Blunt's former deputy legal counsel Scott Eckersley said he was fired in late September after he warned Blunt officials that their practice of deleting e-mails violated state open records law. Eckersley said he emphasized verbally and in e-mails to Blunt's staff that the governor's office had a written policy specifying how electronic messages and other records were to be saved.
“I believed I was fired for pointing to written office policy which ... contradicted how the office was handling record requests,” Eckersley told the St. Louis-Post Dispatch.
Eckersley said Thursday night that he couldn't comment in detail on the matter because of the client-attorney privilege with his former employer, though he disputed Blunt's assertion that there are no written policies governing the deletion of e-mails.
“I certainly can confirm there was a written policy,” Eckersley said.
Eckersley was fired around the time that Blunt officials were coming under fire for deleting internal e-mails, which are widely considered to be public documents. The Springfield News-Leader had requested some e-mails under the Sunshine Law, but was denied the request because the messages had been discarded.
Blunt said he considered some e-mails to be public documents that must be retained, while others can be deleted. E-mails that are later incorporated into other written documents are considered public, he said.
Instead of having a written policy to differentiate between public and private e-mails, Blunt said he relies on the Sunshine Law.

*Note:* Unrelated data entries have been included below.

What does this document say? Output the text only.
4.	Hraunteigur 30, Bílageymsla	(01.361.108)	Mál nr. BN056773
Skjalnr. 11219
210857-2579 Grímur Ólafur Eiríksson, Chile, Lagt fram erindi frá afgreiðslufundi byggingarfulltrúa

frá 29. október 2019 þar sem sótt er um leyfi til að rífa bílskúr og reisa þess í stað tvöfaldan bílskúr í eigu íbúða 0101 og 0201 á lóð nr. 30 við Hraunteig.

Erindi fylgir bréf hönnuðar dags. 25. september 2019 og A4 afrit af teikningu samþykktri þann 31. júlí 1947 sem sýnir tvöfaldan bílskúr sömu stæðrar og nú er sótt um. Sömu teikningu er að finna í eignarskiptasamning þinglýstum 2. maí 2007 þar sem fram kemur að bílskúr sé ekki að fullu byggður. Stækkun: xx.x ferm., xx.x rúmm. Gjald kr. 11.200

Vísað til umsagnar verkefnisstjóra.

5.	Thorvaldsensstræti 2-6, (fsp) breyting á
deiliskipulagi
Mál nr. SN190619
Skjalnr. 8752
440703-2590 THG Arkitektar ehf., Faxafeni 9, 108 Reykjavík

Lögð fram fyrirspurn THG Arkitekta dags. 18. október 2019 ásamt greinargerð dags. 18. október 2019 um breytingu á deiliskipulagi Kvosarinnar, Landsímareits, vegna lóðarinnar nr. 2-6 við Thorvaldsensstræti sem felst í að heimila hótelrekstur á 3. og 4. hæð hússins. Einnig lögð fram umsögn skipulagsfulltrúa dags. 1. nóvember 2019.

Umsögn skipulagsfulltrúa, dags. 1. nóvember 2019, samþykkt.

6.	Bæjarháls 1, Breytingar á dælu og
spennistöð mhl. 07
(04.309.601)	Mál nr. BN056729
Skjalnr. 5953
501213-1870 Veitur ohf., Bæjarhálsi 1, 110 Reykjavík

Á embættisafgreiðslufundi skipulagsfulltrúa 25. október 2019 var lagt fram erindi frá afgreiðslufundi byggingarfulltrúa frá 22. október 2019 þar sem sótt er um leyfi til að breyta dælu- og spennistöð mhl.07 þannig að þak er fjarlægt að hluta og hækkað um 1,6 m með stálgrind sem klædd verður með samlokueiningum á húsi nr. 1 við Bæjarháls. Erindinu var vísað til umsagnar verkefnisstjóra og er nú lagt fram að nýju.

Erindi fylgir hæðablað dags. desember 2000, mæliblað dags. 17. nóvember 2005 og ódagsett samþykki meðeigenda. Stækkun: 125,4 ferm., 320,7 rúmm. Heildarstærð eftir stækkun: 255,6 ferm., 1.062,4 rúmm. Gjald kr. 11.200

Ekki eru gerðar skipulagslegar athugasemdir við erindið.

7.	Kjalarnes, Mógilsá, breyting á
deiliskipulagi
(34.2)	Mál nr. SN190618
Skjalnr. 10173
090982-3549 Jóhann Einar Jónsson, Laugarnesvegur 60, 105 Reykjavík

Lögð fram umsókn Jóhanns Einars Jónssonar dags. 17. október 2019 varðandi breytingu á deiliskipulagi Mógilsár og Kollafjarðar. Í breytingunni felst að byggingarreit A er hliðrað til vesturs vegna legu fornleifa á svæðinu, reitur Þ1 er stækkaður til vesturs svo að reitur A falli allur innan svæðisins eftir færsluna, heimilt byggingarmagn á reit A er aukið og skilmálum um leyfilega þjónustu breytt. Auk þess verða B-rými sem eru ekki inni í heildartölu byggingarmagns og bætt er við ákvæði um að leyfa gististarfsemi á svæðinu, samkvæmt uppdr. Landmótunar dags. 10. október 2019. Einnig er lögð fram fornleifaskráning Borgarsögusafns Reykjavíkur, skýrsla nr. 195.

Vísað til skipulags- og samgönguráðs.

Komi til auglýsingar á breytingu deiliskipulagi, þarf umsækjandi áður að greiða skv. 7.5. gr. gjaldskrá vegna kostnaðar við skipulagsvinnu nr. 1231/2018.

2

“The Sunshine Law provides lots of information about that, and differentiates, and is very specific about what is and what is not a public record,” Blunt said.
The open records law is broadly worded and does not specifically mention e-mails, said Jean Maneke, a Kansas City attorney who specializes in open records cases.
“I think that as long as (an e-mail) relates to public business, it is going to be a public record under the Sunshine Law,” Maneke said.
The Sunshine Law defines a public record as “... any record, whether written or electronically stored, retained by or of any public governmental body including any report, survey, memorandum, or other document ...”
Maneke pointed out that e-mails are a relatively new form of government document, and future lawsuits might determine which e-mails are public documents.
“There's not a lot of case law on this particular issue,” she said.